Still air, temps at 102* (almost constant)....I have candled just a couple, I am on day 7....the ones I checked showed veins...I will wait till tomorrow and do all 36.

My humidity was in the 20's so I added some water, its much higher now, should I remove the water or leave it be? I don't want to disturb the eggs anymore today.
 
Humidity does matter during incubation. The egg needs to lose a certain amount of moisture or the chick cannot hatch. If it loses too little moisture the air cell is too small so it can suffocate after internal pip. It just doesn’t have enough air to breathe when it’s switching from living in a liquid environment to breathing air. If they do manage to hatch they are often large and mushy, not real healthy. If they lose too much moisture the membrane around them can shrink and imprison them so they cannot move to hatch.
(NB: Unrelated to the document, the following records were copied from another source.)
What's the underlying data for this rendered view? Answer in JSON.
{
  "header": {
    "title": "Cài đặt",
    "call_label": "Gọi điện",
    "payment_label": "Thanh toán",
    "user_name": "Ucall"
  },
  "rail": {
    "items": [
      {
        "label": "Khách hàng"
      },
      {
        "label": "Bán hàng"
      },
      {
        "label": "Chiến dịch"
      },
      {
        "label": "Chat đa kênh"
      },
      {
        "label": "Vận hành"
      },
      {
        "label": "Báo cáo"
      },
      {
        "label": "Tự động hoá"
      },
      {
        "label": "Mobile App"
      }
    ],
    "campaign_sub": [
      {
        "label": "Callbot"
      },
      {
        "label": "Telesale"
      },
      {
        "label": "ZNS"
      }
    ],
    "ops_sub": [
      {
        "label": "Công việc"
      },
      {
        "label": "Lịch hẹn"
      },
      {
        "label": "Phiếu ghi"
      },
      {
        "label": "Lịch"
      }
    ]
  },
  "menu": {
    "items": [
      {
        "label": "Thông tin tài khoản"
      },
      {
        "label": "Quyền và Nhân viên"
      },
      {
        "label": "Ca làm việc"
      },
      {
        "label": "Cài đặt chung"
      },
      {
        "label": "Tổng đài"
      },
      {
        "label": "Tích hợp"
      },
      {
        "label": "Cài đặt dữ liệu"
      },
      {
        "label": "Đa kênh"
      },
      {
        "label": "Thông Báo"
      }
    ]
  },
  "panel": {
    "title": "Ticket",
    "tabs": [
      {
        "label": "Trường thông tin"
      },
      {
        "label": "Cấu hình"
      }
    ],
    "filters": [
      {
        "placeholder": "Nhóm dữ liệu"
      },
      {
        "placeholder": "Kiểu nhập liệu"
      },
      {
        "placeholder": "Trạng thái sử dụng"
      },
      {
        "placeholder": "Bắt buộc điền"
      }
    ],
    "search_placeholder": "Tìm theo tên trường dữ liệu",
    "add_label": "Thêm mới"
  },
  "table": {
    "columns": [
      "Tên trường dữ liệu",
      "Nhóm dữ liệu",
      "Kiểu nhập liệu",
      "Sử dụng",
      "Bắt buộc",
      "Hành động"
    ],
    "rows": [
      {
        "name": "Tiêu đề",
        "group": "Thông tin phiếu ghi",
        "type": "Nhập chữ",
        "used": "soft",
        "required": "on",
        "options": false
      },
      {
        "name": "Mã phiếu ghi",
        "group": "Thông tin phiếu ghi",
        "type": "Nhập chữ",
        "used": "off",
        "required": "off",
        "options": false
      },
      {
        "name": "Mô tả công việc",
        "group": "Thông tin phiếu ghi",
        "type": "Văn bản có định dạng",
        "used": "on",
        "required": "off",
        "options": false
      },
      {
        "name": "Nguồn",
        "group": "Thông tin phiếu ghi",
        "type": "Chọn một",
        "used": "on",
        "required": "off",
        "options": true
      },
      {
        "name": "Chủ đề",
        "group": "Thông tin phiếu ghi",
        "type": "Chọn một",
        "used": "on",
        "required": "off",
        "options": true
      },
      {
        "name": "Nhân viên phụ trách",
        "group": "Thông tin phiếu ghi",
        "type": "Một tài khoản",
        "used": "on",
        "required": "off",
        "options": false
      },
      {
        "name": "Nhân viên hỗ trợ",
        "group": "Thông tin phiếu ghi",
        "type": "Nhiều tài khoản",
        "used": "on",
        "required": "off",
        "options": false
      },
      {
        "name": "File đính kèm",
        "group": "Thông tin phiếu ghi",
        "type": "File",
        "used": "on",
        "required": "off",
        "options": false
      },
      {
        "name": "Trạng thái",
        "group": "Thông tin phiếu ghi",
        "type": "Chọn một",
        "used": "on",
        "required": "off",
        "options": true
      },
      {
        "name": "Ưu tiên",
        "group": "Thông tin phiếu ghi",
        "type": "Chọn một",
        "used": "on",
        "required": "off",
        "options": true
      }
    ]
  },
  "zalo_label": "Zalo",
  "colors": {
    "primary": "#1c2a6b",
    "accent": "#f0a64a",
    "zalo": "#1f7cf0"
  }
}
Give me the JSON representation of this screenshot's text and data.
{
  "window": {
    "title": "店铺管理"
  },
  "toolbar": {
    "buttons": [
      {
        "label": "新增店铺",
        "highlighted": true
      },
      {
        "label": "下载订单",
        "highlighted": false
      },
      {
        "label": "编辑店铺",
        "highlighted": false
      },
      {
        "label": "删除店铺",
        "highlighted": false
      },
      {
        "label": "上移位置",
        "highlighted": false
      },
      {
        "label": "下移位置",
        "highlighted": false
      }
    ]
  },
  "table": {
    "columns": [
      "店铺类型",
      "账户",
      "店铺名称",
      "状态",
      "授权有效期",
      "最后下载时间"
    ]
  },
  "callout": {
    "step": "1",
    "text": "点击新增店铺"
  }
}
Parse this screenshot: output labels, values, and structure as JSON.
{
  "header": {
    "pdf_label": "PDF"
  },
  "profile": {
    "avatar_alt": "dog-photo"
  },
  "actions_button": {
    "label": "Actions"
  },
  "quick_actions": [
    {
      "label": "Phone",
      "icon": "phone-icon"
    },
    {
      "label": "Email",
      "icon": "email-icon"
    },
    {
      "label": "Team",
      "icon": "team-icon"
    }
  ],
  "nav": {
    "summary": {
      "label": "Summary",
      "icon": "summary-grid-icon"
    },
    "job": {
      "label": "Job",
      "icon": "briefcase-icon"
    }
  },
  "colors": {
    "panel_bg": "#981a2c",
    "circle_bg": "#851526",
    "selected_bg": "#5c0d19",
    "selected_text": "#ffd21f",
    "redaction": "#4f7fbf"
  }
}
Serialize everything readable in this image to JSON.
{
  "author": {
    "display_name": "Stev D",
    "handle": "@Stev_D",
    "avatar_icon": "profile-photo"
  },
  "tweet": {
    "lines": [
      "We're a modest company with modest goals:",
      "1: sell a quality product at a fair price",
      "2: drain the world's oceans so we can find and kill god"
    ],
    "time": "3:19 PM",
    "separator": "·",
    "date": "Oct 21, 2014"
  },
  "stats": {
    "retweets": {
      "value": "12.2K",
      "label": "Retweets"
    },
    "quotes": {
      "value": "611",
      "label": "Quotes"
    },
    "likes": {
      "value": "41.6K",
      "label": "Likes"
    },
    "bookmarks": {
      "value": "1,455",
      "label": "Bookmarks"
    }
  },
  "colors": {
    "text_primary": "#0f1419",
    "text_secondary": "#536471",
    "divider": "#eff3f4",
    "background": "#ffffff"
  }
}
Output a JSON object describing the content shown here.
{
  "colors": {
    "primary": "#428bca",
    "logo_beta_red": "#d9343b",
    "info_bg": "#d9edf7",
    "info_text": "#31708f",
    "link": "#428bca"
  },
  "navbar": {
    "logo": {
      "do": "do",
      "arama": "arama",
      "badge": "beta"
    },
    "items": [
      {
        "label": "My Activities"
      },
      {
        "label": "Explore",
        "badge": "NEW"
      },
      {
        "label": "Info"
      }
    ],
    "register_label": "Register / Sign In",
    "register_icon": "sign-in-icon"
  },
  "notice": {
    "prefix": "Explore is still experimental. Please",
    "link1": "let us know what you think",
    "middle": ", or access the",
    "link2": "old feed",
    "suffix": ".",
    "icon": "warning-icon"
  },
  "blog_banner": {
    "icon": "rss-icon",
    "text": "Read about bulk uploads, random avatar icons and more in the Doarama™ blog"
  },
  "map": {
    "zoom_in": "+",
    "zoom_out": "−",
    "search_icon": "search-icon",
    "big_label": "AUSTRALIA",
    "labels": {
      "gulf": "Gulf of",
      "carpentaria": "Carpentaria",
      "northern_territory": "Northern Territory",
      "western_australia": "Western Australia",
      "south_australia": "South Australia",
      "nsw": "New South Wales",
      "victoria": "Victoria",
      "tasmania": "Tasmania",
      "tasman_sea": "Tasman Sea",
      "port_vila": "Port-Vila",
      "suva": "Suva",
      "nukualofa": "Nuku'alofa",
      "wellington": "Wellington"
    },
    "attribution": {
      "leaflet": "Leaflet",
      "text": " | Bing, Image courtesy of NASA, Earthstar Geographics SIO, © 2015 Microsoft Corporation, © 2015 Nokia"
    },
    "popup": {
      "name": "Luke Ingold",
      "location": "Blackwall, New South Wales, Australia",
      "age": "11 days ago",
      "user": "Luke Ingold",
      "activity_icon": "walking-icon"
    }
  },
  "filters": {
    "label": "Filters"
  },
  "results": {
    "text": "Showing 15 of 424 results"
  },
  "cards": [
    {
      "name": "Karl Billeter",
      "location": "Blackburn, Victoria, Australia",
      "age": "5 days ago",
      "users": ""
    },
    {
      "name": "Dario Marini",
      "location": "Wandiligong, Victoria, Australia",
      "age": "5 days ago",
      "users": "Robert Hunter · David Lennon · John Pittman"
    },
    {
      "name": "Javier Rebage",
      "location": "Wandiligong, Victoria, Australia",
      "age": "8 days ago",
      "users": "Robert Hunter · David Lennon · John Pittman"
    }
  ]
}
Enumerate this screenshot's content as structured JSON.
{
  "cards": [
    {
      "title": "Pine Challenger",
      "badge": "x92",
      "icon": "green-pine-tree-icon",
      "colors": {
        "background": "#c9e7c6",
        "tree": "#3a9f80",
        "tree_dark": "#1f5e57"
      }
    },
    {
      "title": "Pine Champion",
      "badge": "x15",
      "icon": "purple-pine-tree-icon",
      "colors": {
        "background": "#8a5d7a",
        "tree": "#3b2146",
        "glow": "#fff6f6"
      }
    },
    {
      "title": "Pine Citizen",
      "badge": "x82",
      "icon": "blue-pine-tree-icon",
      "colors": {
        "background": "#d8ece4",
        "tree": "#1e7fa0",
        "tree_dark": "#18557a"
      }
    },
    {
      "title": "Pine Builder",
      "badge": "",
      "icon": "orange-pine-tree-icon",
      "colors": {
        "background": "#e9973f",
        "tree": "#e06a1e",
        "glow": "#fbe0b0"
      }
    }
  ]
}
The good news is that there is a pretty wide range of humidity that works, but there has to be. There is no one perfect humidity for each and every egg ever laid. Different eggs are different. Some eggs have more porosity than others. Some have thicker whites. This affects how fast they lose moisture. Some eggs are stored longer than others before they go in the incubator. They lose moisture during storage, how much depending on how long they are stored and under what conditions. Eggs stored a bit don’t need to lose as much moisture in the incubator as fresher eggs.

Another problem in determining the right humidity is that there can be a lot going on inside the incubator. It’s not just about the humidity in the incubator. How high you are above sea level will determine your air pressure. That can have an effect on how much moisture an egg loses. The temperature and moisture content of the air entering the incubator, plus the volume of that air, has an effect on how much moisture the egg loses. Even how your incubator is vented can have an effect. Still air versus forced air has an effect. It’s a darn good thing there is a pretty wide margin of moisture loss that will work. Otherwise out hatch rates would really be consistently lousy.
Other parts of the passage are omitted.